La sociedad quedó traumatizada por la ausencia de un enemigo visible, una interminable guerra de desgaste y el poder anónimo y destructivo de las armas de fabricación industrial. En aquel tiempo, cuando aún proseguía del conflicto bélico, la enfermedad causada por un virus de la influenza —denominada “gripe española” porque la prensa del país,  no sujeta a la censura, fue la primera en informar sobre ella— se propagó por todo el mundo: de 1918 a 1920, la epidemia acabó con la vida de millones de personas.
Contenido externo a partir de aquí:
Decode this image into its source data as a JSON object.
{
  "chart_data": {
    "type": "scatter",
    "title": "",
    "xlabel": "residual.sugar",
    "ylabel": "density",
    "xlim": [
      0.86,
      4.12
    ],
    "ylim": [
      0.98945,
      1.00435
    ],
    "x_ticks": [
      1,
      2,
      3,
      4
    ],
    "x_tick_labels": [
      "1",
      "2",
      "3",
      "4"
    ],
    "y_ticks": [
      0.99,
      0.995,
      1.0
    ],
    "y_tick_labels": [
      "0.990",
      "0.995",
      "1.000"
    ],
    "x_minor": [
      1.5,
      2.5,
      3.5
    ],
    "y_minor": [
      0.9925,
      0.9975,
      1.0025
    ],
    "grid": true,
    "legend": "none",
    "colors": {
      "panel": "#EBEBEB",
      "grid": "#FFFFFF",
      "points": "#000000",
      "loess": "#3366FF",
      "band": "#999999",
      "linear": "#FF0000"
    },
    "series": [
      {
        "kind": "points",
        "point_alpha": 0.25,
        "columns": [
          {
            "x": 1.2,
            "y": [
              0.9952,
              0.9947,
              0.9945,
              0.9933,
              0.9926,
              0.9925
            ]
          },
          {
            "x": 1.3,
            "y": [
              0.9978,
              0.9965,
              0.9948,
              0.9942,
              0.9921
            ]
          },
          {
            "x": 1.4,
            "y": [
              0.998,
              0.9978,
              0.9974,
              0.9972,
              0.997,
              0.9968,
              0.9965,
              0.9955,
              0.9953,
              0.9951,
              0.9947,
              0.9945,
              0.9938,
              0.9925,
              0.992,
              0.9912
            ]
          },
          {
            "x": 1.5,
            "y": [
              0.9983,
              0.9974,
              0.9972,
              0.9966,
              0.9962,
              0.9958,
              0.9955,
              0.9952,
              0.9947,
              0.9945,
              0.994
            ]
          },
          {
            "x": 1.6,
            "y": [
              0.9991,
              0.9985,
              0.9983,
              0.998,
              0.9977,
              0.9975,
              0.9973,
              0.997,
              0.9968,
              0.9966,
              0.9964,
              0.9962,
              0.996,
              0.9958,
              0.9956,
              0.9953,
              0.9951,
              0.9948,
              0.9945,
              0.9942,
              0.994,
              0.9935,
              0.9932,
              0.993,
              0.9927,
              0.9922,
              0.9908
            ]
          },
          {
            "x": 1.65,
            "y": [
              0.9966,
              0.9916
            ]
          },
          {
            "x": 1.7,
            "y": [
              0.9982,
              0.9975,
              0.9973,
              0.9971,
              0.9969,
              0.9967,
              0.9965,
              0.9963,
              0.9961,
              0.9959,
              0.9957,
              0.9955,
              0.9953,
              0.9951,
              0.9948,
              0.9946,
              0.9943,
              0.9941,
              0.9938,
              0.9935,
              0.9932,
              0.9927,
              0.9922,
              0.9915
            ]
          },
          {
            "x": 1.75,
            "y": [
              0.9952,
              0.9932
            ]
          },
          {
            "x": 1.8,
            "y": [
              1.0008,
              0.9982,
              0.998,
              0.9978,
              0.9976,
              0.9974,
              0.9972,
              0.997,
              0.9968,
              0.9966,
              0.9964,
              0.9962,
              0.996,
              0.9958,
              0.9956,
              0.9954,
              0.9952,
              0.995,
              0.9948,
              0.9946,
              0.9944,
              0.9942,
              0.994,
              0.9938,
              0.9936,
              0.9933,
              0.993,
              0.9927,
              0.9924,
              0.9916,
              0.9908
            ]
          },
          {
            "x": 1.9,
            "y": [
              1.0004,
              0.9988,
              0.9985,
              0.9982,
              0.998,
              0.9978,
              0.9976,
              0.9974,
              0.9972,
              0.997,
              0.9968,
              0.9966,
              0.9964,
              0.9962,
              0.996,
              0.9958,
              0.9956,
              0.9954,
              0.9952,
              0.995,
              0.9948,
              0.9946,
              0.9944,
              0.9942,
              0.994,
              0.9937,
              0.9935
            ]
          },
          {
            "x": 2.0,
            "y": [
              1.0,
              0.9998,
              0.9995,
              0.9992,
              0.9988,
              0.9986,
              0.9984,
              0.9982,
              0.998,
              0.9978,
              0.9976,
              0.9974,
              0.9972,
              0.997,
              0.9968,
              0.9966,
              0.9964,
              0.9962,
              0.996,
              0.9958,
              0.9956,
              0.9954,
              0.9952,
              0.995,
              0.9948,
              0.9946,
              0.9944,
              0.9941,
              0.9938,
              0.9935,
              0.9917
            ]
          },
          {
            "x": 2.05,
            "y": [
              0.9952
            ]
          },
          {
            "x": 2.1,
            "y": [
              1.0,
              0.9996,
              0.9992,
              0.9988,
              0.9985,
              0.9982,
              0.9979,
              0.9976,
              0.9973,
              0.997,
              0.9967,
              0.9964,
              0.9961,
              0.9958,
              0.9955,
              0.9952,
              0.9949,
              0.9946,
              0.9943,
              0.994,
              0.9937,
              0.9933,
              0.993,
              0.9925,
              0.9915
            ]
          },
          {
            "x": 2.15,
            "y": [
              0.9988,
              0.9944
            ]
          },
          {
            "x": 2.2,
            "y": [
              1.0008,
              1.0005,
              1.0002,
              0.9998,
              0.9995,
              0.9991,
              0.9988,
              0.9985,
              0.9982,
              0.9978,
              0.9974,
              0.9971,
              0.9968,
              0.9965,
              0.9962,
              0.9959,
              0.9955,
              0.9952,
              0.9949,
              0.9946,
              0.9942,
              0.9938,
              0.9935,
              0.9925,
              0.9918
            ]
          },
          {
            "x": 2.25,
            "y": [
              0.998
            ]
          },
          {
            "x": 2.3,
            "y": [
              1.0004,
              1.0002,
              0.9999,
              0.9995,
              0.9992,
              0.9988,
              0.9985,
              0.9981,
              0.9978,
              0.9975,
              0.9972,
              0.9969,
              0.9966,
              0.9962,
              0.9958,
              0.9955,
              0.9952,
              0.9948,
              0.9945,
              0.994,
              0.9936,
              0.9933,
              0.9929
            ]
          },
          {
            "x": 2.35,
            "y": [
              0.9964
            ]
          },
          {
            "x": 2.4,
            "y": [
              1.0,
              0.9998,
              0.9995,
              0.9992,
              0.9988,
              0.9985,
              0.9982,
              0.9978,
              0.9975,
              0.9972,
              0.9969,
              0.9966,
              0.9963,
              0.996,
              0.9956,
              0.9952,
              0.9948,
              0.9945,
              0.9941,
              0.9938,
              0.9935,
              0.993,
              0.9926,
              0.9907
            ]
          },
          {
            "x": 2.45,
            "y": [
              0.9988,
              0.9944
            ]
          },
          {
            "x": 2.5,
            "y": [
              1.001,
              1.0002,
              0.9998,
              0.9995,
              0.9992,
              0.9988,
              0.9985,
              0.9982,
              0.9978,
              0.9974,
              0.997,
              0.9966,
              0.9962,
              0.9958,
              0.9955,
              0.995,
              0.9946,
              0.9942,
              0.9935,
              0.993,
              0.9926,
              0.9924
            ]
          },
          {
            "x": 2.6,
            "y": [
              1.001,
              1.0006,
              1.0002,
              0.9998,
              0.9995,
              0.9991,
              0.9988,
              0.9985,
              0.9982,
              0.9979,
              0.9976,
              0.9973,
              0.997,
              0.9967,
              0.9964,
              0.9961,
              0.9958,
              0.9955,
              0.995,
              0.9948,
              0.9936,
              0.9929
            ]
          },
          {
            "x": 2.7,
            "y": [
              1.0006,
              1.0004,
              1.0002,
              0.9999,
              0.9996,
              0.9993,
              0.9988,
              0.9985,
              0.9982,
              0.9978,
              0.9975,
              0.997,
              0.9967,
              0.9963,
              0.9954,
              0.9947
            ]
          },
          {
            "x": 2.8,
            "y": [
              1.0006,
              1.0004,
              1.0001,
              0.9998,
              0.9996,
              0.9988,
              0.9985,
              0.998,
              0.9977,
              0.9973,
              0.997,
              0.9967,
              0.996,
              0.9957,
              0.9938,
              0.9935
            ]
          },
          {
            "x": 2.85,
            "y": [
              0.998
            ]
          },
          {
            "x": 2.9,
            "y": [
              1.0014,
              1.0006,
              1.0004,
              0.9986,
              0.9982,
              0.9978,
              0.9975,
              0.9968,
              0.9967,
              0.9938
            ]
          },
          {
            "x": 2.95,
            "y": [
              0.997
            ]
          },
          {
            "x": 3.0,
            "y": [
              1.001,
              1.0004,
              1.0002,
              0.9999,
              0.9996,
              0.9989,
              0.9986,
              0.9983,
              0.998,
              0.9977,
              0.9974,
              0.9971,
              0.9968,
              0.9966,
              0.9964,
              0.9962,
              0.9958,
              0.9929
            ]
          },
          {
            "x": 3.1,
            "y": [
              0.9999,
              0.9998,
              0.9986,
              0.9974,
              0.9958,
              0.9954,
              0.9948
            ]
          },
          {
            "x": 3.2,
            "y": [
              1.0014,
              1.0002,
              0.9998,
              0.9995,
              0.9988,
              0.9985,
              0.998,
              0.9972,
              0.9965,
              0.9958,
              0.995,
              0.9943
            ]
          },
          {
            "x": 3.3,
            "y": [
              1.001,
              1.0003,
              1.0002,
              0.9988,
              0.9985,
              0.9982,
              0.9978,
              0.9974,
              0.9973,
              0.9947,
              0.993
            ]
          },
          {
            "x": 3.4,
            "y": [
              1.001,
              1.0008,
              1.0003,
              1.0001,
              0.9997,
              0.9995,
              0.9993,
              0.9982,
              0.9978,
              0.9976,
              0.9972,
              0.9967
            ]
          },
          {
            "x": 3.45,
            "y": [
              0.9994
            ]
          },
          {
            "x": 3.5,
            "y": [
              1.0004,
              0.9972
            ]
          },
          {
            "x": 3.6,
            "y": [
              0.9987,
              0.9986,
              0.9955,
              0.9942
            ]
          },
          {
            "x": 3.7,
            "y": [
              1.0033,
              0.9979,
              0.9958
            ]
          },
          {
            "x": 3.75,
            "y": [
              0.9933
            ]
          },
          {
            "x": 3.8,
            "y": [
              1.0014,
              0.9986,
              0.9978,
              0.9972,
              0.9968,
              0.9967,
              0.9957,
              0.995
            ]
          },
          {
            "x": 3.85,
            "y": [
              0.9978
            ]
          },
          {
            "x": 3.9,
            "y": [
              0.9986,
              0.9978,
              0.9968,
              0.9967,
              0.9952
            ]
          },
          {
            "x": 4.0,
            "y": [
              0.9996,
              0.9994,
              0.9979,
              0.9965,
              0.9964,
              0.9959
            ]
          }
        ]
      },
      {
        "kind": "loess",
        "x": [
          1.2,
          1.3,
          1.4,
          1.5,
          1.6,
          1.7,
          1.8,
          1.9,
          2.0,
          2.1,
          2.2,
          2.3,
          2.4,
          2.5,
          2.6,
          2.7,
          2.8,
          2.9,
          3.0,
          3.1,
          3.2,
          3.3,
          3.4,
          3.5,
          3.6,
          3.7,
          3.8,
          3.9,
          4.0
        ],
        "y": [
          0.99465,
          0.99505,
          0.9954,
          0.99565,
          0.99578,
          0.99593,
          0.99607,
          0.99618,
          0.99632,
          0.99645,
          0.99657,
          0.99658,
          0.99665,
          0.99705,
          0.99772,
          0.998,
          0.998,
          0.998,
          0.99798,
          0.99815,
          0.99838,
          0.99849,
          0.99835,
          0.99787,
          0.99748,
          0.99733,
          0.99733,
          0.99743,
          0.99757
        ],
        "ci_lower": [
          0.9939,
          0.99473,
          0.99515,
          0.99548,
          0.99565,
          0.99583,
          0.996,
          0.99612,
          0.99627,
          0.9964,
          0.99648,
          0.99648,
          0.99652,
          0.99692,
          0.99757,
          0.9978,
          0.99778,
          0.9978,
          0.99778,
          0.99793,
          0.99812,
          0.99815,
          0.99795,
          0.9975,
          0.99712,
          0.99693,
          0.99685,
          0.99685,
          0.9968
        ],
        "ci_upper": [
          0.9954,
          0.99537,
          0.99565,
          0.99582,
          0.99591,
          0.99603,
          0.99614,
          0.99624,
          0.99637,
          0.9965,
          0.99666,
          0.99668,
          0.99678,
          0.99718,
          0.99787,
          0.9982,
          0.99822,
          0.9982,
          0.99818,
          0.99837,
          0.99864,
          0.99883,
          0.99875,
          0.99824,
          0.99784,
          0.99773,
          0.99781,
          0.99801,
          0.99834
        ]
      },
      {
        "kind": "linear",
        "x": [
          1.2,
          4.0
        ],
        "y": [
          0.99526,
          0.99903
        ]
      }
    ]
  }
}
Este período se caracteriza por un sentido de la realidad conformado por un mundo cada vez más fragmentado y acelerado, descrito por el pintor Fernand Léger en 1924 en los siguientes términos: “Nunca hubo una época tan ávida de espectáculo como la nuestra. […] Este fanatismo, esta necesidad de distracción a cualquier precio, son la reacción necesaria frente a esta vida que llevamos, dura y llena de privaciones […] una carrera hacia la perfección”. La enumeración de todas las innovaciones clave de la década trasciende el objetivo de esta muestra, si bien cinco de sus secciones ofrecen aproximaciones al tema; y uno de los descubrimientos más importantes merece una mención aparte: la mecánica cuántica, disciplina muy influida por el trabajo de Werner Heisenberg, Max Born y Niels Bohr. En este campo, lo importante no es la construcción del átomo, sino los procesos que la acompañan. Así, conceptos supuestamente inmutables, como la identidad, la causalidad y la objetividad, dejan paso a la ambivalencia, el azar y la incertidumbre.